Menurut pengamat tersebut, level kompetisi di Moto3 sangat berbeda dibandingkan ajang junior atau kejuaraan regional yang selama ini diikuti para pembalap muda dari Indonesia dan Malaysia. Perbedaan kualitas teknis, strategi balap, hingga konsistensi performa menjadi faktor utama yang membuat transisi ke level dunia tidak bisa dianggap sederhana.
Perbedaan Level Kompetisi Jadi Sorotan
Dalam penilaiannya, Moto3 bukan sekadar panggung untuk menunjukkan kecepatan, tetapi juga arena pembuktian mental, ketahanan fisik, serta kemampuan membaca ritme balapan. Banyak pembalap muda berbakat yang tampil impresif di ajang Asia atau Eropa junior, namun kesulitan ketika menghadapi tekanan kompetisi global.
Veda Pratama dinilai memiliki potensi besar berkat teknik balap agresif dan adaptasi cepat di berbagai sirkuit. Sementara itu, Hakim Danish menunjukkan perkembangan signifikan dalam konsistensi lap time dan manajemen balapan.

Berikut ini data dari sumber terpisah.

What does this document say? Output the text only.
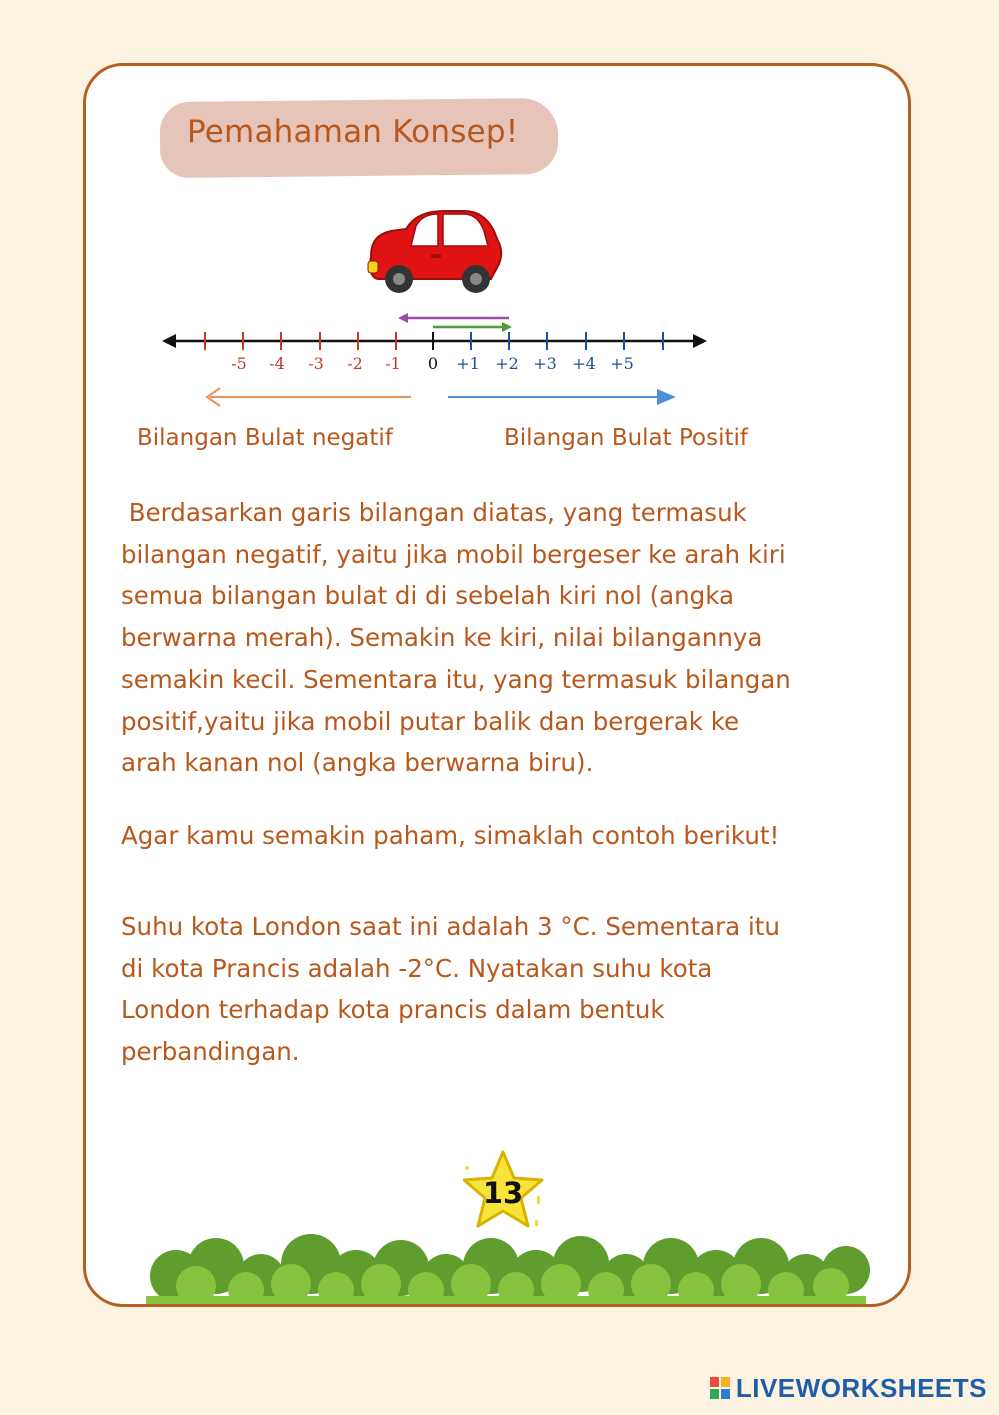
Pemahaman Konsep!
-5 -4 -3 -2 -1 0 +1 +2 +3 +4 +5
Bilangan Bulat negatif	Bilangan Bulat Positif
Berdasarkan garis bilangan diatas, yang termasuk
bilangan negatif, yaitu jika mobil bergeser ke arah kiri
semua bilangan bulat di di sebelah kiri nol (angka
berwarna merah). Semakin ke kiri, nilai bilangannya
semakin kecil. Sementara itu, yang termasuk bilangan
positif,yaitu jika mobil putar balik dan bergerak ke
arah kanan nol (angka berwarna biru).
Agar kamu semakin paham, simaklah contoh berikut!
Suhu kota London saat ini adalah 3 °C. Sementara itu
di kota Prancis adalah -2°C. Nyatakan suhu kota
London terhadap kota prancis dalam bentuk
perbandingan.
13
LIVEWORKSHEETS
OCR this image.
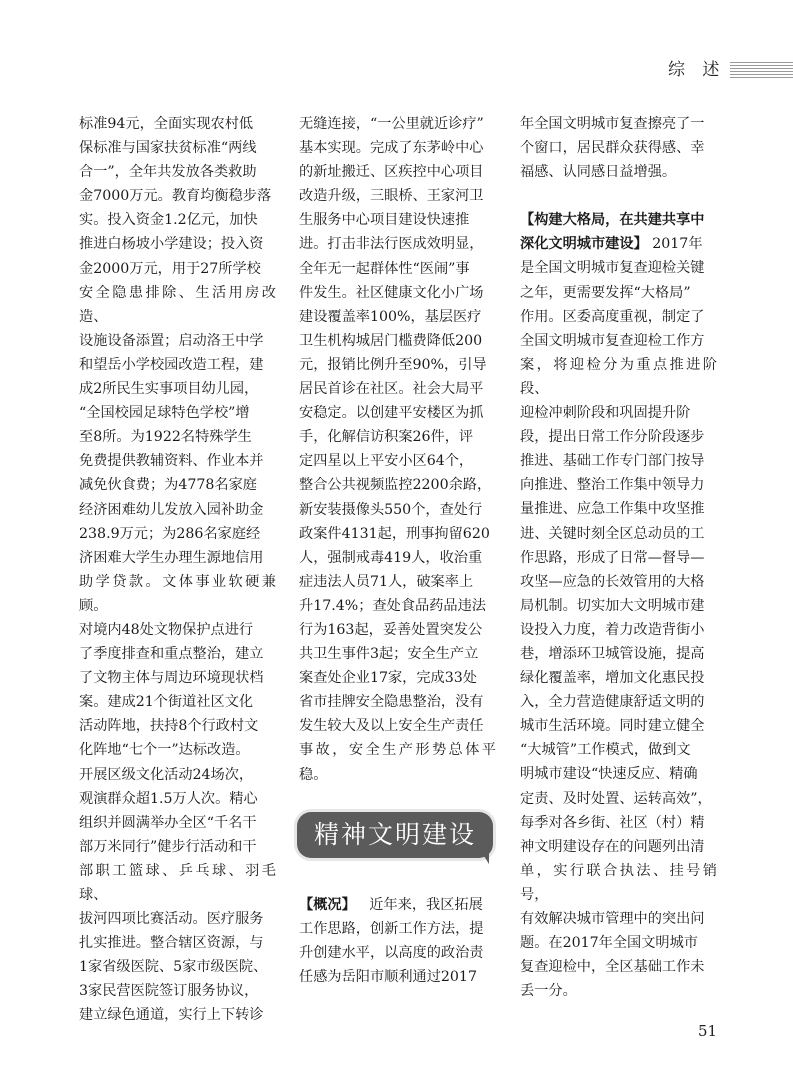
综 述

标准94元，全面实现农村低

保标准与国家扶贫标准“两线

合一”，全年共发放各类救助

金7000万元。教育均衡稳步落

实。投入资金1.2亿元，加快

推进白杨坡小学建设；投入资

金2000万元，用于27所学校

安全隐患排除、生活用房改造、

设施设备添置；启动洛王中学

和望岳小学校园改造工程，建

成2所民生实事项目幼儿园，

“全国校园足球特色学校”增

至8所。为1922名特殊学生

免费提供教辅资料、作业本并

减免伙食费；为4778名家庭

经济困难幼儿发放入园补助金

238.9万元；为286名家庭经

济困难大学生办理生源地信用

助学贷款。文体事业软硬兼顾。

对境内48处文物保护点进行

了季度排查和重点整治，建立

了文物主体与周边环境现状档

案。建成21个街道社区文化

活动阵地，扶持8个行政村文

化阵地“七个一”达标改造。

开展区级文化活动24场次，

观演群众超1.5万人次。精心

组织并圆满举办全区“千名干

部万米同行”健步行活动和干

部职工篮球、乒乓球、羽毛球、

拔河四项比赛活动。医疗服务

扎实推进。整合辖区资源，与

1家省级医院、5家市级医院、

3家民营医院签订服务协议，

建立绿色通道，实行上下转诊

无缝连接，“一公里就近诊疗”

基本实现。完成了东茅岭中心

的新址搬迁、区疾控中心项目

改造升级，三眼桥、王家河卫

生服务中心项目建设快速推

进。打击非法行医成效明显，

全年无一起群体性“医闹”事

件发生。社区健康文化小广场

建设覆盖率100%，基层医疗

卫生机构城居门槛费降低200

元，报销比例升至90%，引导

居民首诊在社区。社会大局平

安稳定。以创建平安楼区为抓

手，化解信访积案26件，评

定四星以上平安小区64个，

整合公共视频监控2200余路，

新安装摄像头550个，查处行

政案件4131起，刑事拘留620

人，强制戒毒419人，收治重

症违法人员71人，破案率上

升17.4%；查处食品药品违法

行为163起，妥善处置突发公

共卫生事件3起；安全生产立

案查处企业17家，完成33处

省市挂牌安全隐患整治，没有

发生较大及以上安全生产责任

事故，安全生产形势总体平稳。

精神文明建设

【概况】 近年来，我区拓展

工作思路，创新工作方法，提

升创建水平，以高度的政治责

任感为岳阳市顺利通过2017

年全国文明城市复查擦亮了一

个窗口，居民群众获得感、幸

福感、认同感日益增强。

【构建大格局，在共建共享中

深化文明城市建设】 2017年

是全国文明城市复查迎检关键

之年，更需要发挥“大格局”

作用。区委高度重视，制定了

全国文明城市复查迎检工作方

案，将迎检分为重点推进阶段、

迎检冲刺阶段和巩固提升阶

段，提出日常工作分阶段逐步

推进、基础工作专门部门按导

向推进、整治工作集中领导力

量推进、应急工作集中攻坚推

进、关键时刻全区总动员的工

作思路，形成了日常—督导—

攻坚—应急的长效管用的大格

局机制。切实加大文明城市建

设投入力度，着力改造背街小

巷，增添环卫城管设施，提高

绿化覆盖率，增加文化惠民投

入，全力营造健康舒适文明的

城市生活环境。同时建立健全

“大城管”工作模式，做到文

明城市建设“快速反应、精确

定责、及时处置、运转高效”，

每季对各乡街、社区（村）精

神文明建设存在的问题列出清

单，实行联合执法、挂号销号，

有效解决城市管理中的突出问

题。在2017年全国文明城市

复查迎检中，全区基础工作未

丢一分。

51
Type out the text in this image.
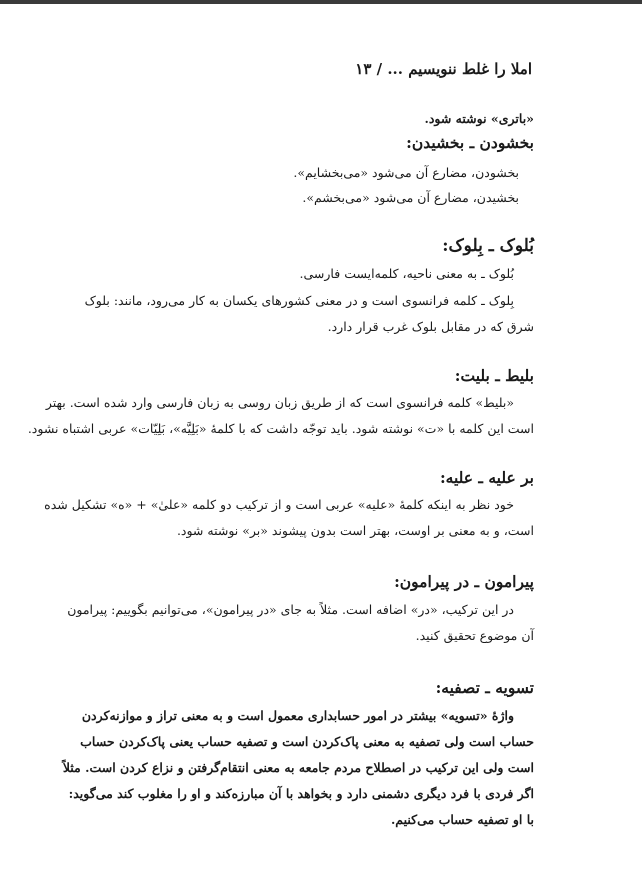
املا را غلط ننویسیم ... / ۱۳
«باتری» نوشته شود.
بخشودن ـ بخشیدن:
بخشودن، مضارع آن می‌شود «می‌بخشایم».
بخشیدن، مضارع آن می‌شود «می‌بخشم».
بُلوک ـ بِلوک:
بُلوک ـ به معنی ناحیه، کلمه‌ایست فارسی.
بِلوک ـ کلمه فرانسوی است و در معنی کشورهای یکسان به کار می‌رود، مانند: بلوک
شرق که در مقابل بلوک غرب قرار دارد.
بلیط ـ بلیت:
«بلیط» کلمه فرانسوی است که از طریق زبان روسی به زبان فارسی وارد شده است. بهتر
است این کلمه با «ت» نوشته شود. باید توجّه داشت که با کلمهٔ «بَلِیَّه»، بَلِیّات» عربی اشتباه نشود.
بر علیه ـ علیه:
خود نظر به اینکه کلمهٔ «علیه» عربی است و از ترکیب دو کلمه «علیٰ» + «ه» تشکیل شده
است، و به معنی بر اوست، بهتر است بدون پیشوند «بر» نوشته شود.
پیرامون ـ در پیرامون:
در این ترکیب، «در» اضافه است. مثلاً به جای «در پیرامون»، می‌توانیم بگوییم: پیرامون
آن موضوع تحقیق کنید.
تسویه ـ تصفیه:
واژهٔ «تسویه» بیشتر در امور حسابداری معمول است و به معنی تراز و موازنه‌کردن
حساب است ولی تصفیه به معنی پاک‌کردن است و تصفیه حساب یعنی پاک‌کردن حساب
است ولی این ترکیب در اصطلاح مردم جامعه به معنی انتقام‌گرفتن و نزاع کردن است. مثلاً
اگر فردی با فرد دیگری دشمنی دارد و بخواهد با آن مبارزه‌کند و او را مغلوب کند می‌گوید:
با او تصفیه حساب می‌کنیم.
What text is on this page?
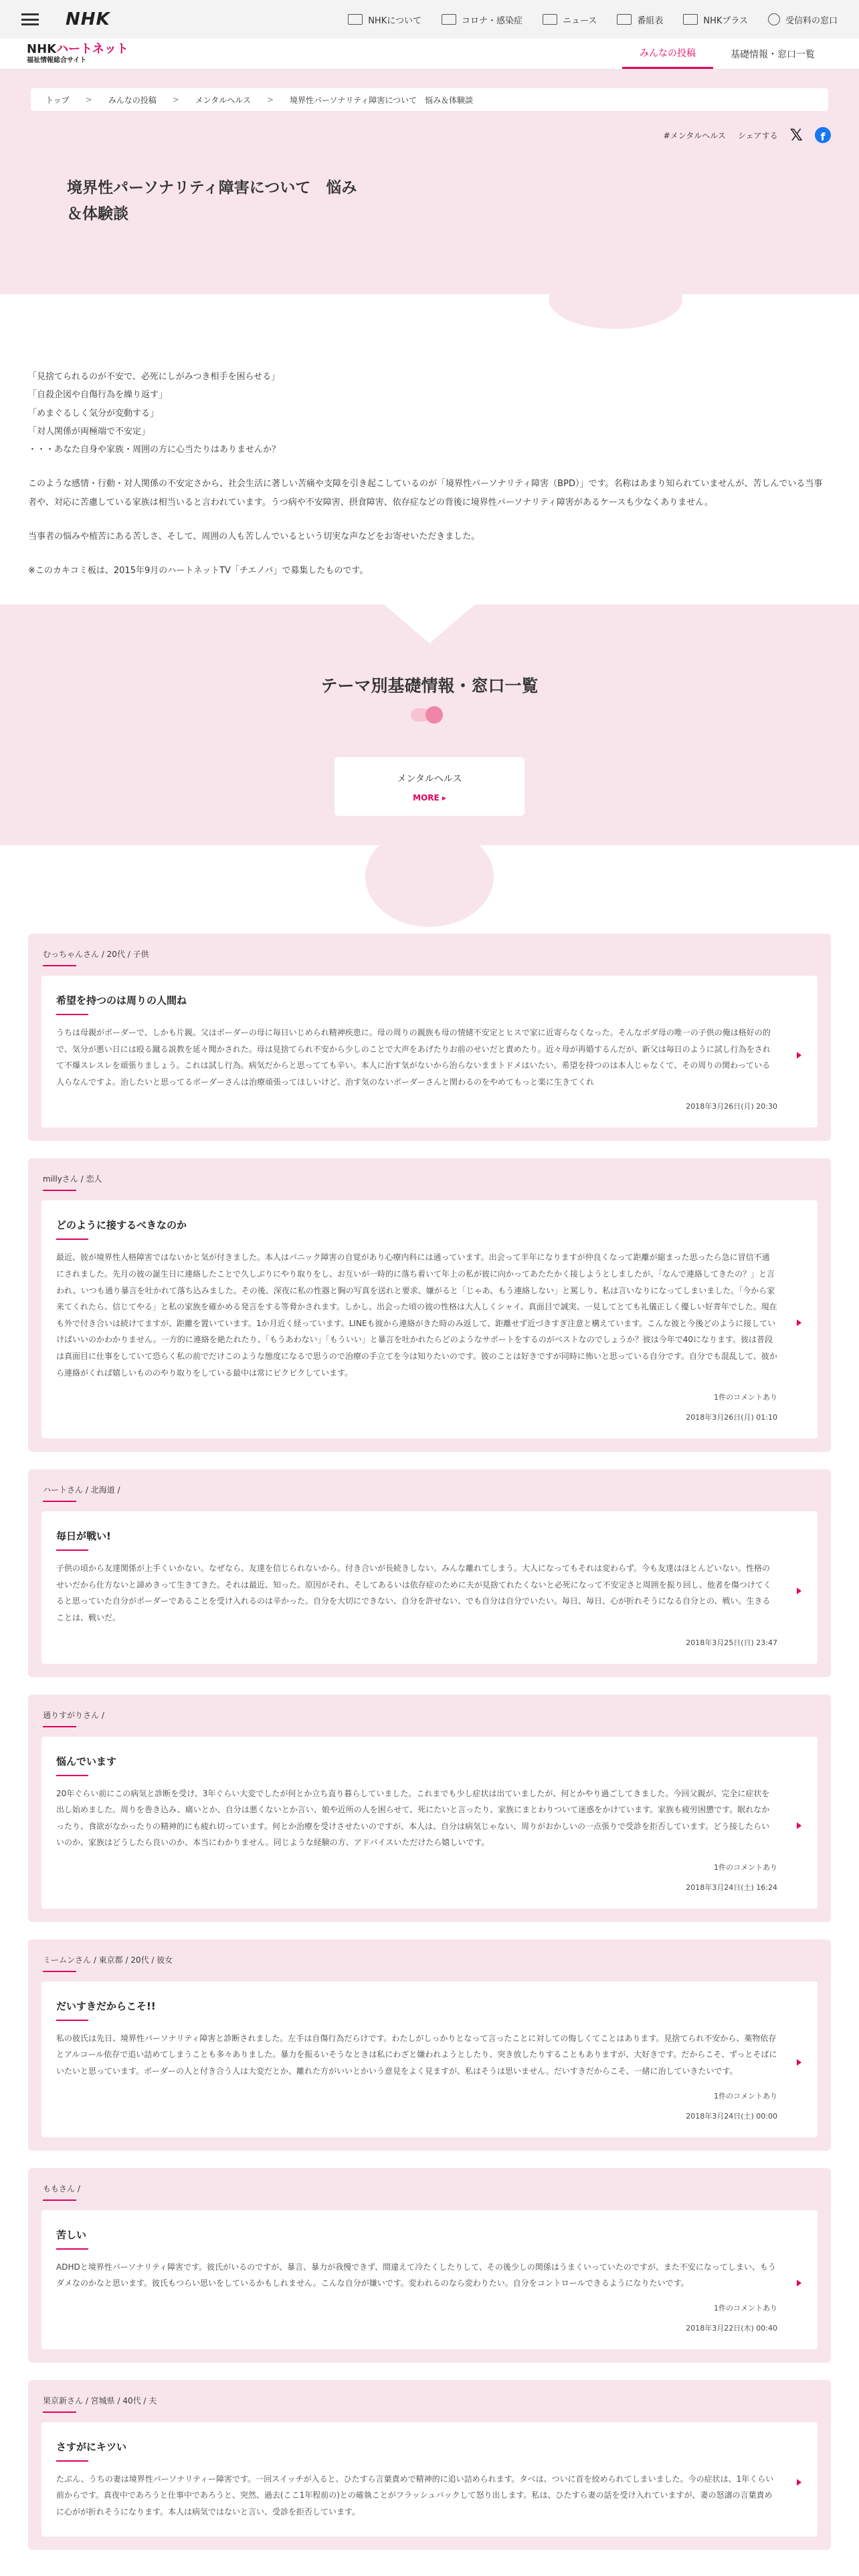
NHK	NHKについて	コロナ・感染症	ニュース	番組表	NHKプラス	受信料の窓口
NHKハートネット
福祉情報総合サイト
みんなの投稿	基礎情報・窓口一覧
トップ > みんなの投稿 > メンタルヘルス > 境界性パーソナリティ障害について　悩み＆体験談
#メンタルヘルス シェアする 𝕏	f
境界性パーソナリティ障害について　悩み＆体験談

「見捨てられるのが不安で、必死にしがみつき相手を困らせる」

「自殺企図や自傷行為を繰り返す」

「めまぐるしく気分が変動する」

「対人関係が両極端で不安定」

・・・あなた自身や家族・周囲の方に心当たりはありませんか？

このような感情・行動・対人関係の不安定さから、社会生活に著しい苦痛や支障を引き起こしているのが「境界性パーソナリティ障害（BPD）」です。名称はあまり知られていませんが、苦しんでいる当事者や、対応に苦慮している家族は相当いると言われています。うつ病や不安障害、摂食障害、依存症などの背後に境界性パーソナリティ障害があるケースも少なくありません。

当事者の悩みや植苦にある苦しさ、そして、周囲の人も苦しんでいるという切実な声などをお寄せいただきました。

※このカキコミ板は、2015年9月のハートネットTV「チエノバ」で募集したものです。

テーマ別基礎情報・窓口一覧
メンタルヘルス
MORE ▸
むっちゃんさん / 20代 / 子供
希望を持つのは周りの人間ね
うちは母親がボーダーで、しかも片親。父はボーダーの母に毎日いじめられ精神疾患に。母の周りの親族も母の情緒不安定とヒスで家に近寄らなくなった。そんなボダ母の唯一の子供の俺は格好の的で、気分が悪い日には殴る蹴る説教を延々聞かされた。母は見捨てられ不安から少しのことで大声をあげたりお前のせいだと責めたり。近々母が再婚するんだが、新父は毎日のように試し行為をされて不爆スレスレを頑張りましょう。これは試し行為。病気だからと思ってても辛い。本人に治す気がないから治らないままトドメはいたい。希望を持つのは本人じゃなくて、その周りの関わっている人らなんですよ。治したいと思ってるボーダーさんは治療頑張ってほしいけど、治す気のないボーダーさんと関わるのをやめてもっと楽に生きてくれ
2018年3月26日(月) 20:30
millyさん / 恋人
どのように接するべきなのか
最近、彼が境界性人格障害ではないかと気が付きました。本人はパニック障害の自覚があり心療内科には通っています。出会って半年になりますが仲良くなって距離が縮まった思ったら急に冒信不通にされました。先月の彼の誕生日に連絡したことで久しぶりにやり取りをし、お互いが一時的に落ち着いて年上の私が彼に向かってあたたかく接しようとしましたが、「なんで連絡してきたの？」と言われ、いつも通り暴言を吐かれて落ち込みました。その後、深夜に私の性器と胸の写真を送れと要求、嫌がると「じゃあ、もう連絡しない」と罵しり、私は言いなりになってしまいました。「今から家来てくれたら、信じてやる」と私の家族を確かめる発言をする等脅かされます。しかし、出会った頃の彼の性格は大人しくシャイ、真面目で誠実、一見してとても礼儀正しく優しい好青年でした。現在も外で付き合いは続けてますが、距離を置いています。1か月近く経っています。LINEも彼から連絡がきた時のみ返して、距離せず近づきすぎ注意と構えています。こんな彼と今後どのように接していけばいいのかわかりません。一方的に連絡を絶たれたり、「もうあわない」「もういい」と暴言を吐かれたらどのようなサポートをするのがベストなのでしょうか？彼は今年で40になります。彼は普段は真面目に仕事をしていて恐らく私の前でだけこのような態度になるで思うので治療の手立てを今は知りたいのです。彼のことは好きですが同時に怖いと思っている自分です。自分でも混乱して、彼から連絡がくれば嬉しいもののやり取りをしている最中は常にビクビクしています。
1件のコメントあり
2018年3月26日(月) 01:10
ハートさん / 北海道 /
毎日が戦い!
子供の頃から友達関係が上手くいかない。なぜなら、友達を信じられないから。付き合いが長続きしない。みんな離れてしまう。大人になってもそれは変わらず。今も友達はほとんどいない。性格のせいだから仕方ないと諦めきって生きてきた。それは最近、知った。原因がそれ、そしてあるいは依存症のために夫が見捨てれたくないと必死になって不安定さと周囲を振り回し、他者を傷つけてくると思っていた自分がボーダーであることを受け入れるのは辛かった。自分を大切にできない、自分を許せない、でも自分は自分でいたい。毎日、毎日、心が折れそうになる自分との、戦い。生きることは、戦いだ。
2018年3月25日(日) 23:47
通りすがりさん /
悩んでいます
20年ぐらい前にこの病気と診断を受け、3年ぐらい大変でしたが何とか立ち直り暮らしていました。これまでも少し症状は出ていましたが、何とかやり過ごしてきました。今回父親が、完全に症状を出し始めました。周りを巻き込み、痛いとか、自分は悪くないとか言い、娘や近所の人を困らせて、死にたいと言ったり、家族にまとわりついて迷惑をかけています。家族も疲労困憊です。眠れなかったり、食欲がなかったりの精神的にも疲れ切っています。何とか治療を受けさせたいのですが、本人は、自分は病気じゃない、周りがおかしいの一点張りで受診を拒否しています。どう接したらいいのか、家族はどうしたら良いのか、本当にわかりません。同じような経験の方、アドバイスいただけたら嬉しいです。
1件のコメントあり
2018年3月24日(土) 16:24
ミームンさん / 東京都 / 20代 / 彼女
だいすきだからこそ!!
私の彼氏は先日、境界性パーソナリティ障害と診断されました。左手は自傷行為だらけです。わたしがしっかりとなって言ったことに対しての悔しくてことはあります。見捨てられ不安から、薬物依存とアルコール依存で追い詰めてしまうことも多々ありました。暴力を振るいそうなときは私にわざと嫌われようとしたり、突き放したりすることもありますが、大好きです。だからこそ、ずっとそばにいたいと思っています。ボーダーの人と付き合う人は大変だとか、離れた方がいいとかいう意見をよく見ますが、私はそうは思いません。だいすきだからこそ、一緒に治していきたいです。
1件のコメントあり
2018年3月24日(土) 00:00
ももさん /
苦しい
ADHDと境界性パーソナリティ障害です。彼氏がいるのですが、暴言、暴力が我慢できず、間違えて冷たくしたりして、その後少しの関係はうまくいっていたのですが、また不安になってしまい、もうダメなのかなと思います。彼氏もつらい思いをしているかもしれません。こんな自分が嫌いです。変われるのなら変わりたい。自分をコントロールできるようになりたいです。
1件のコメントあり
2018年3月22日(木) 00:40
果京新さん / 宮城県 / 40代 / 夫
さすがにキツい
たぶん、うちの妻は境界性パーソナリティー障害です。一回スイッチが入ると、ひたすら言葉責めで精神的に追い詰められます。タベは、ついに首を絞められてしまいました。今の症状は、1年くらい前からです。真夜中であろうと仕事中であろうと、突然、過去(ここ1年程前の)との確執ことがフラッシュバックして怒り出します。私は、ひたすら妻の話を受け入れていますが、妻の怒濤の言葉責めに心がが折れそうになります。本人は病気ではないと言い、受診を拒否しています。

Meski demikian, jurnalis tersebut menekankan bahwa potensi belum tentu langsung berbanding lurus dengan hasil di kelas dunia.
Pentingnya Proses dan Adaptasi
Moto3 dikenal sebagai kelas yang sangat kompetitif dengan selisih waktu antar pembalap yang sangat tipis. Faktor slipstream, strategi grup, hingga ketepatan mengambil momen overtaking menjadi penentu hasil akhir. Pembalap yang belum memiliki pengalaman menghadapi tekanan balapan dengan puluhan rider dalam satu rombongan bisa mengalami kesulitan.
Karena itu, publik di Indonesia dan Malaysia diminta memberi ruang bagi para pembalap muda ini untuk berkembang secara bertahap. Ekspektasi berlebihan dikhawatirkan justru menjadi beban psikologis yang dapat memengaruhi performa mereka di lintasan.
Dukungan Tetap Dibutuhkan
Meski mengingatkan soal realitas level kompetisi, sang jurnalis tidak menutup kemungkinan bahwa Veda Pratama dan Hakim Danish mampu berkembang pesat dalam beberapa musim ke depan. Dengan dukungan tim yang tepat, pengalaman balap yang konsisten, serta pembinaan jangka panjang, peluang untuk bersaing di papan tengah bahkan papan atas tetap terbuka.
Moto3 sendiri sering menjadi batu loncatan menuju kelas yang lebih tinggi seperti Moto2 dan MotoGP. Banyak pembalap besar dunia memulai karier mereka dari kelas ini sebelum akhirnya mencapai puncak.
Pesan utama dari pengamat Italia tersebut sederhana namun penting: tahan ekspektasi, dukung proses. Baik Indonesia maupun Malaysia memiliki talenta muda menjanjikan, tetapi perjalanan menuju prestasi dunia membutuhkan waktu, pengalaman, dan kematangan.
Dengan pendekatan yang realistis dan dukungan berkelanjutan, Veda Pratama dan Hakim Danish berpeluang menjadi representasi kuat Asia Tenggara di kancah balap motor dunia.